Background: While the pathogenesis of asthma is mainly orchestrated by antigen-specific Th2 cells and their cytokines, recent findings indicate the involvement of other subsets of helper T cells and their cytokines. We and others have recently shown that IL-22 has regulatory roles in allergic airway inflammation; however, the underlying mechanisms remain to be determined.

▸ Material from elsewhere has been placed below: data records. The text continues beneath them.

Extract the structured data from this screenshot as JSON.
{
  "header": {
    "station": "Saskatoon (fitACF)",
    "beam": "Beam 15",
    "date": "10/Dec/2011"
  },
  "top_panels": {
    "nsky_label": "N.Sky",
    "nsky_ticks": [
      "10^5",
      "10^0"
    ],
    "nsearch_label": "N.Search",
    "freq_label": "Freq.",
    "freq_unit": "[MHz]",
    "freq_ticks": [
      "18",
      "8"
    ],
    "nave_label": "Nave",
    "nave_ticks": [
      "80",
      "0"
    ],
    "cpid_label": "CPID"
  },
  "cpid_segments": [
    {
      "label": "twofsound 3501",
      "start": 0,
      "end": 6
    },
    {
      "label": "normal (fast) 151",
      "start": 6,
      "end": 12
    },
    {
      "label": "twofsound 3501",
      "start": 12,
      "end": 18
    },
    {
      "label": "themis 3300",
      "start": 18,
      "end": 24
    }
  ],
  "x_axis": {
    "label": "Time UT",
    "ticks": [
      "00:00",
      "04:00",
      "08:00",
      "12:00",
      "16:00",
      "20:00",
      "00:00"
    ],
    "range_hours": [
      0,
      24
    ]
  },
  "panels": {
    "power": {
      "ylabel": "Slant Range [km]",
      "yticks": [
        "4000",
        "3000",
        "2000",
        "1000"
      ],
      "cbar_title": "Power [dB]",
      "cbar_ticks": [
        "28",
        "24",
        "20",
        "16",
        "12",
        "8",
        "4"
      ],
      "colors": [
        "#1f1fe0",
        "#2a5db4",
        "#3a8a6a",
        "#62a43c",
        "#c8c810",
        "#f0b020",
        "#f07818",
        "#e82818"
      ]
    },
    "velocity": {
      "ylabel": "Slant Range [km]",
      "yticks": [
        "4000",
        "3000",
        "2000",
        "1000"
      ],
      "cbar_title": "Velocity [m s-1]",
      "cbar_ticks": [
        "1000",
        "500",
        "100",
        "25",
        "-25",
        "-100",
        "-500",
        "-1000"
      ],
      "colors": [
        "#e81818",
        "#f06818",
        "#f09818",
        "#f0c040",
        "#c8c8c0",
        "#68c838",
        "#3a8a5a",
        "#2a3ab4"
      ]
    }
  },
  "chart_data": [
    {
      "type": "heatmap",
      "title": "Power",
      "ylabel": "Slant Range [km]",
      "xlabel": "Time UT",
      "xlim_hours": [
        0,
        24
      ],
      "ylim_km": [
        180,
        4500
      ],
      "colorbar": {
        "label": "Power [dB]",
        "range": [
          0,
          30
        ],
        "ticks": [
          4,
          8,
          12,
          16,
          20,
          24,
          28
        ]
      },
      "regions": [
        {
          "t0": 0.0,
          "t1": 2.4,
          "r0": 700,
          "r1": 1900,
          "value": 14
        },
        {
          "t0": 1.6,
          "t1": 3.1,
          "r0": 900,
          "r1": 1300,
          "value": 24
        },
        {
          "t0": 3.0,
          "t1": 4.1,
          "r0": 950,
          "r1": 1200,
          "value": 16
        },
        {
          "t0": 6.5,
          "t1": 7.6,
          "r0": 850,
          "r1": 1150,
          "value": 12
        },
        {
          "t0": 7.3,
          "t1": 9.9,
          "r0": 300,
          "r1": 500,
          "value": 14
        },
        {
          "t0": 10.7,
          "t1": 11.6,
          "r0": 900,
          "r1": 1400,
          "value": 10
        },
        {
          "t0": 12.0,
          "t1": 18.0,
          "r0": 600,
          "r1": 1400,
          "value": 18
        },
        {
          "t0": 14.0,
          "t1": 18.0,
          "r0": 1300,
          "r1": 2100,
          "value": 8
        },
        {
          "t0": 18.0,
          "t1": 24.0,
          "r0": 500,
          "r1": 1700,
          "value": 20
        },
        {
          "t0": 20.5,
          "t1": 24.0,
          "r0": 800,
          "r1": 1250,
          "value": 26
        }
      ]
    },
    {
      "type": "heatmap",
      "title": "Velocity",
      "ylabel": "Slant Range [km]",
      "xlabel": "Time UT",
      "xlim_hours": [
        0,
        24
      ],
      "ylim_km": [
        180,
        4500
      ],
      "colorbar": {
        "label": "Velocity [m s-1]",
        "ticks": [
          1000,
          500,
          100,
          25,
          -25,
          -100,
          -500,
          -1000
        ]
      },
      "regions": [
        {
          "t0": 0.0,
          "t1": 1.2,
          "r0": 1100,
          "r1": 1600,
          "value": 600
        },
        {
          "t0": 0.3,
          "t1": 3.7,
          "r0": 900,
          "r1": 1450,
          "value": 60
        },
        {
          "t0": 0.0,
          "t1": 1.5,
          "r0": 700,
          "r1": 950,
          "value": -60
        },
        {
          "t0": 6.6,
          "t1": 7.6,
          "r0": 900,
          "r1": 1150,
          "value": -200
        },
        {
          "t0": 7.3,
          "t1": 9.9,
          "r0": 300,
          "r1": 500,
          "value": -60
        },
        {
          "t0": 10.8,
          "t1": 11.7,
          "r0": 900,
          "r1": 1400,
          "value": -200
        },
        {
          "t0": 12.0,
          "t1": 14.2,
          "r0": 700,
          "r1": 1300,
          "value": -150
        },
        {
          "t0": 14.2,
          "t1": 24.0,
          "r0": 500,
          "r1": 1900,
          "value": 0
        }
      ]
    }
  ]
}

Methods: Airway inflammation was provoked by intratracheal administration of house dust mite (HDM) extract in wild-type (WT) and IL-22-deficient (IL-22-/-) mice, and then evaluated by measuring the number of inflammatory cells in bronchoalveolar lavage fluid (BALF) and cytokine production from T cells. We also analyzed cells that produce IL-22 in the lung in HDM-induced allergic inflammation. In addition, we searched for molecules whose expression is regulated by IL-22 in the lung epithelial cells by RNA-seq analysis. Finally, we evaluated the roles of Reg3γ, one of IL-22-induced genes, in the regulation of HDM-induced allergic airway inflammation.
Results: IL-22-/- mice exhibited significantly enhanced eosinophil, CD4+ T cell, and neutrophil recruitment into BALF, and IL-5, IL-13, and IL-17 production from draining lymph node lymphocytes as compared with WT mice. IL-22 was mainly produced by CD4+ T cells in the lung. IL-22 induced Reg3γ production from lung epithelial cells and that neutralization of Reg3γ significantly exacerbated HDM-induced eosinophilic airway inflammation and Th2 cytokine production. Moreover, exostatin-like 3 (EXTL3), a functional Reg3γ-binding protein, is expressed in lung epithelial cells, and intratracheal administration of recombinant Reg3γ suppressed HDM-induced TSLP and IL-33 expression and accumulation of type 2 innate lymphoid cells in the lung.
Conclusions: IL-22 induces Reg3γ production from lung epithelial cells, and inhibits the development of HDM-induced allergic airway inflammation possibly by inhibiting TSLP and IL-33 production from lung epithelial cells.